Remember, every cell in the human body has DNA except red blood cells. Therefore, almost anything a suspect handled could contain DNA. This is why crime-scene investigators locate and collect items they think a suspect may have touched—cigarette butts, bloody clothing, weapons, paper, drinking glass, etc. The evidence is then turned over for testing to a forensic lab and its scientists.
The first step in the testing process is to extract DNA from the evidence sample. To do so, the scientist adds chemicals to the sample, a process that ruptures cells. When the cells open up DNA is released and is ready for examination.
The rest of the process is pretty straightforward and not all that complicated. DNA is loaded into a genetic analyzer that produces a readout that’s specific to the individual who left the evidence (skin, blood, tissue, semen, saliva, etc.).
This is all well and good EXCEPT when twins are involved, because twins have identical DNA. And, when two people have the same DNA and one of them commits a murder, well, without other evidence to validate the charges it’s difficult to prove which twin was at the scene and which was not. A near perfect crime?
Well, scientists at University of Huddersfield, located in Huddersfield, West Yorkshire, England, have devised a means distinguishing slight differences—mutations—between the DNA of identical twins.
DNA methylation, simply put, is the molecular mechanism that switches various genes on and off. Therefore, when one twin is, for example, a lifeguard who spends much of daily life in the sun but her identical twin does not, the difference in lifestyles will cause changes in the methylation status of the DNA. These changes in the DNA methylation status of the sun-loving sibling are the subtle changes that sets the twins apart. The same is true when one twin is a smoker and the other lives a tobacco-free life, and so on.

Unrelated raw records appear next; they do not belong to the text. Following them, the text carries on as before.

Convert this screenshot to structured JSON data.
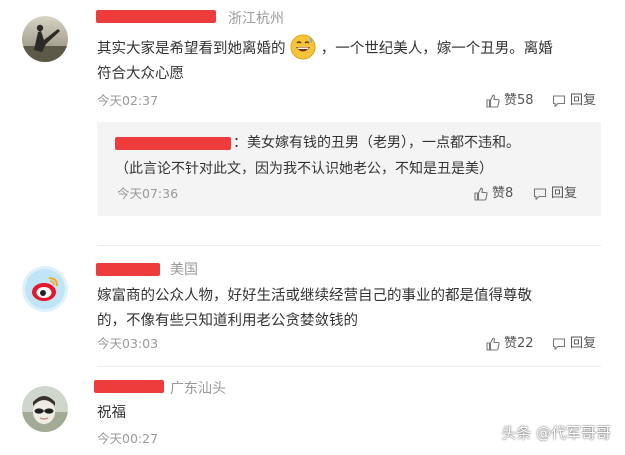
{
  "comments": [
    {
      "location": "浙江杭州",
      "text_before_emoji": "其实大家是希望看到她离婚的",
      "emoji": "grinning-sweat-emoji",
      "text_after_emoji": "，一个世纪美人，嫁一个丑男。离婚",
      "text_line2": "符合大众心愿",
      "time": "今天02:37",
      "likes_label": "赞58",
      "reply_label": "回复",
      "reply": {
        "text_line1": "：美女嫁有钱的丑男（老男），一点都不违和。",
        "text_line2": "（此言论不针对此文，因为我不认识她老公，不知是丑是美）",
        "time": "今天07:36",
        "likes_label": "赞8",
        "reply_label": "回复"
      }
    },
    {
      "location": "美国",
      "text_line1": "嫁富商的公众人物，好好生活或继续经营自己的事业的都是值得尊敬",
      "text_line2": "的，不像有些只知道利用老公贪婪敛钱的",
      "time": "今天03:03",
      "likes_label": "赞22",
      "reply_label": "回复"
    },
    {
      "location": "广东汕头",
      "text_line1": "祝福",
      "time": "今天00:27"
    }
  ],
  "watermark": "头条 @代军哥哥",
  "colors": {
    "redaction": "#ee3b3b",
    "reply_bg": "#f4f4f4",
    "muted": "#999999"
  }
}
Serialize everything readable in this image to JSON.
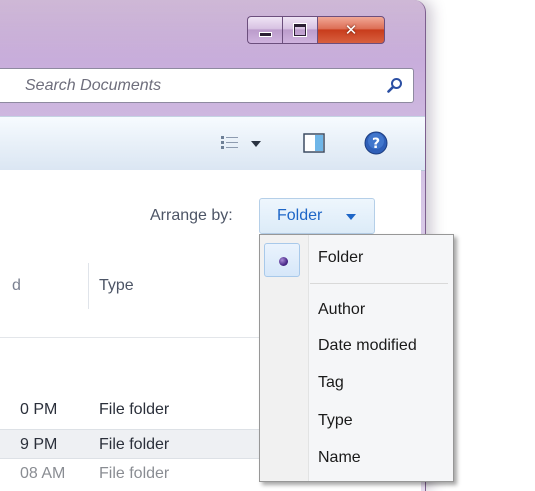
{
  "window": {
    "caption_buttons": {
      "minimize_icon": "minimize-icon",
      "maximize_icon": "maximize-icon",
      "close_glyph": "✕"
    }
  },
  "search": {
    "placeholder": "Search Documents",
    "icon": "search-icon"
  },
  "toolbar": {
    "icons": [
      "view-options-icon",
      "dropdown-caret-icon",
      "preview-pane-icon",
      "help-icon"
    ]
  },
  "content": {
    "arrange_label": "Arrange by:",
    "arrange_value": "Folder",
    "columns": {
      "partial": "d",
      "type": "Type"
    },
    "rows": [
      {
        "date": "0 PM",
        "type": "File folder"
      },
      {
        "date": "9 PM",
        "type": "File folder"
      },
      {
        "date": "08 AM",
        "type": "File folder"
      }
    ]
  },
  "arrange_menu": {
    "selected": "Folder",
    "items": [
      "Folder",
      "Author",
      "Date modified",
      "Tag",
      "Type",
      "Name"
    ]
  },
  "colors": {
    "accent_link": "#1e66c7",
    "frame": "#c8addb",
    "close_button": "#c83c1c"
  }
}
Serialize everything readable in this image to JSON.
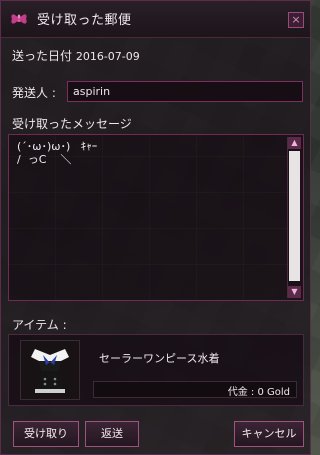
{
  "window": {
    "title": "受け取った郵便",
    "close_label": "×"
  },
  "sent_date": {
    "label": "送った日付",
    "value": "2016-07-09"
  },
  "sender": {
    "label": "発送人 :",
    "value": "aspirin"
  },
  "message": {
    "label": "受け取ったメッセージ",
    "line1": "(´･ω･)ω･)   ｷｬｰ",
    "line2": "/  っC    ＼"
  },
  "item": {
    "label": "アイテム :",
    "name": "セーラーワンピース水着",
    "price_label": "代金 : 0 Gold",
    "icon": "sailor-swimsuit-icon"
  },
  "buttons": {
    "receive": "受け取り",
    "return": "返送",
    "cancel": "キャンセル"
  },
  "colors": {
    "accent": "#a0517f",
    "border": "#7a2f5e",
    "panel": "#1e161c"
  }
}
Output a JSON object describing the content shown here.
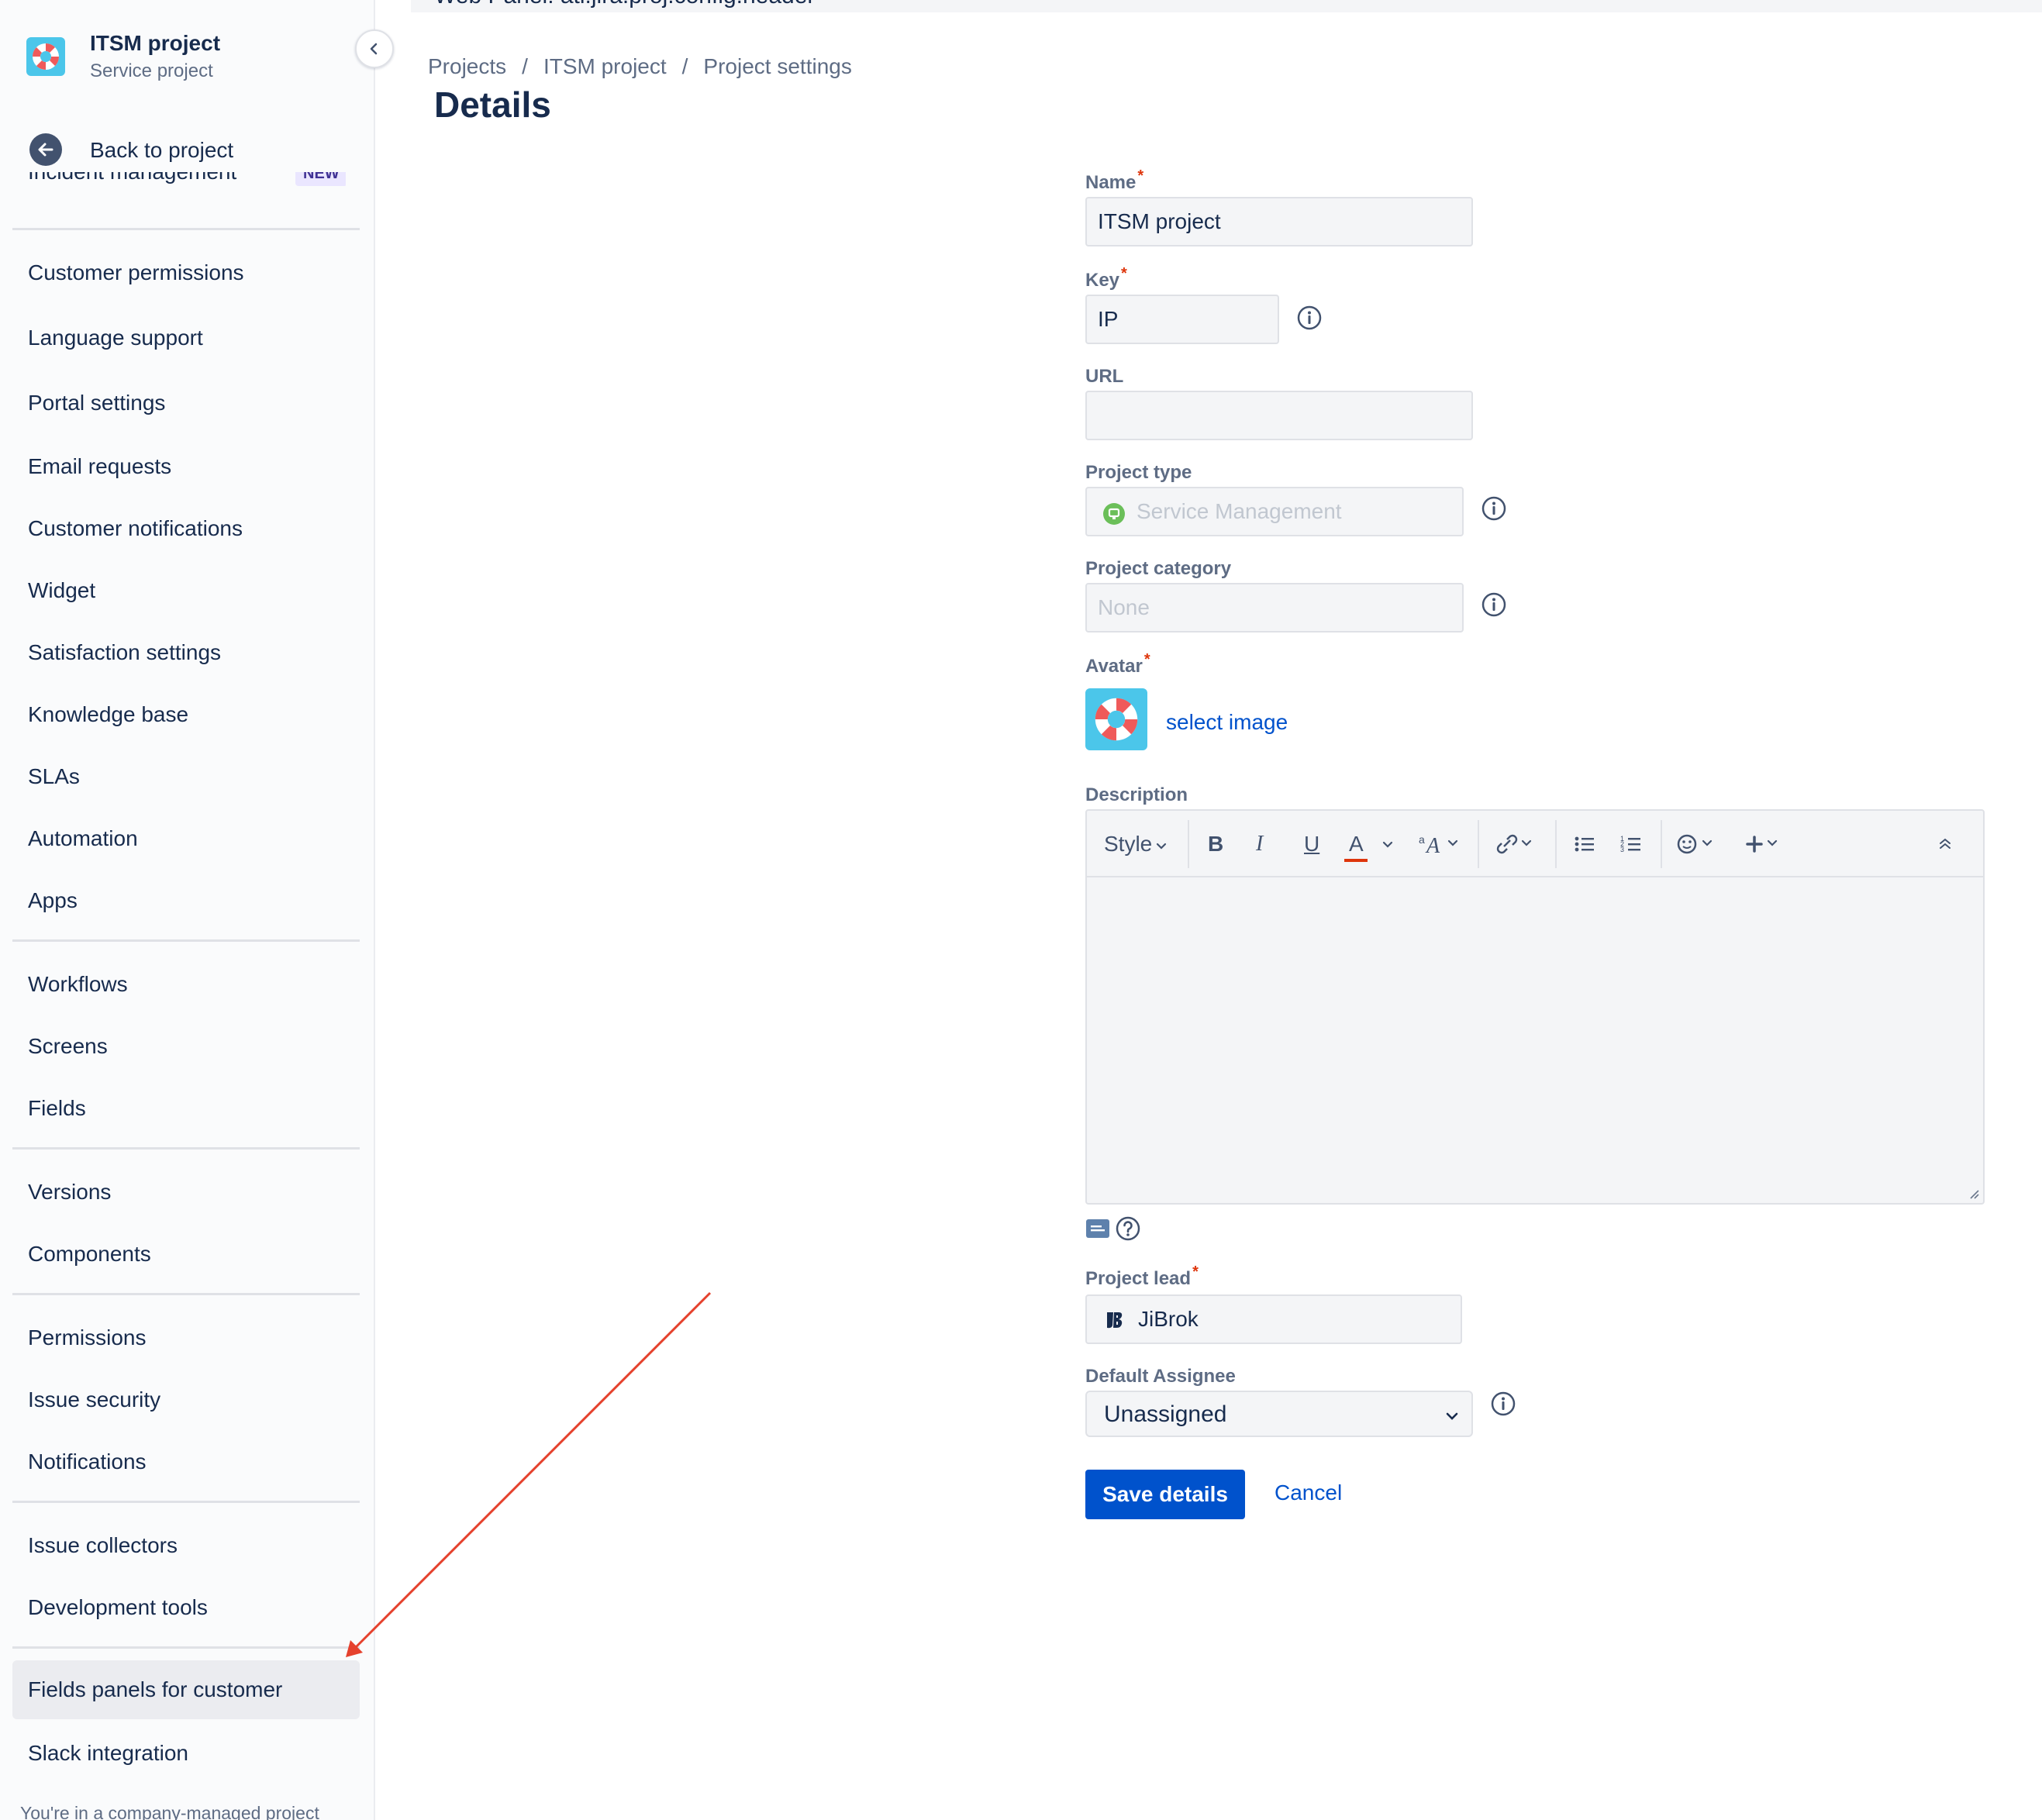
{
  "topbar": {
    "text": "Web Panel: atl.jira.proj.config.header"
  },
  "project": {
    "name": "ITSM project",
    "type": "Service project"
  },
  "sidebar": {
    "collapse_icon": "chevron-left-icon",
    "back_label": "Back to project",
    "cut_item": {
      "label": "Incident management",
      "badge": "NEW"
    },
    "group1": [
      {
        "label": "Customer permissions"
      },
      {
        "label": "Language support"
      },
      {
        "label": "Portal settings"
      },
      {
        "label": "Email requests"
      },
      {
        "label": "Customer notifications"
      },
      {
        "label": "Widget"
      },
      {
        "label": "Satisfaction settings"
      },
      {
        "label": "Knowledge base"
      },
      {
        "label": "SLAs"
      },
      {
        "label": "Automation"
      },
      {
        "label": "Apps"
      }
    ],
    "group2": [
      {
        "label": "Workflows"
      },
      {
        "label": "Screens"
      },
      {
        "label": "Fields"
      }
    ],
    "group3": [
      {
        "label": "Versions"
      },
      {
        "label": "Components"
      }
    ],
    "group4": [
      {
        "label": "Permissions"
      },
      {
        "label": "Issue security"
      },
      {
        "label": "Notifications"
      }
    ],
    "group5": [
      {
        "label": "Issue collectors"
      },
      {
        "label": "Development tools"
      }
    ],
    "group6": [
      {
        "label": "Fields panels for customer",
        "selected": true
      },
      {
        "label": "Slack integration"
      }
    ],
    "footer": "You're in a company-managed project"
  },
  "breadcrumbs": [
    "Projects",
    "ITSM project",
    "Project settings"
  ],
  "breadcrumb_separator": "/",
  "page_title": "Details",
  "form": {
    "name": {
      "label": "Name",
      "value": "ITSM project",
      "required": "*"
    },
    "key": {
      "label": "Key",
      "value": "IP",
      "required": "*"
    },
    "url": {
      "label": "URL",
      "value": ""
    },
    "project_type": {
      "label": "Project type",
      "value": "Service Management"
    },
    "project_category": {
      "label": "Project category",
      "value": "None"
    },
    "avatar": {
      "label": "Avatar",
      "required": "*",
      "select_label": "select image"
    },
    "description": {
      "label": "Description",
      "toolbar": {
        "style": "Style",
        "bold": "B",
        "italic": "I",
        "underline": "U",
        "color": "A"
      },
      "value": ""
    },
    "project_lead": {
      "label": "Project lead",
      "value": "JiBrok",
      "required": "*"
    },
    "default_assignee": {
      "label": "Default Assignee",
      "value": "Unassigned"
    },
    "save_label": "Save details",
    "cancel_label": "Cancel"
  },
  "colors": {
    "primary": "#0052cc",
    "required": "#de350b",
    "annotation_arrow": "#e5412d",
    "text": "#172b4d",
    "muted": "#5e6c84"
  }
}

The technique used—high resolution melt curve analysis—subjects the DNA samples/evidence to increasingly high temperatures until the hydrogen bonds break. This breaking point is known as the “melting temperature.”
Again, to simplify, the difference between the melting temperatures establishes the difference between two identical twins. So, the post-methylated-tested DNA can indeed point investigators to the guilty twin.
So there you have it, writers, a new twist for your twisted tales.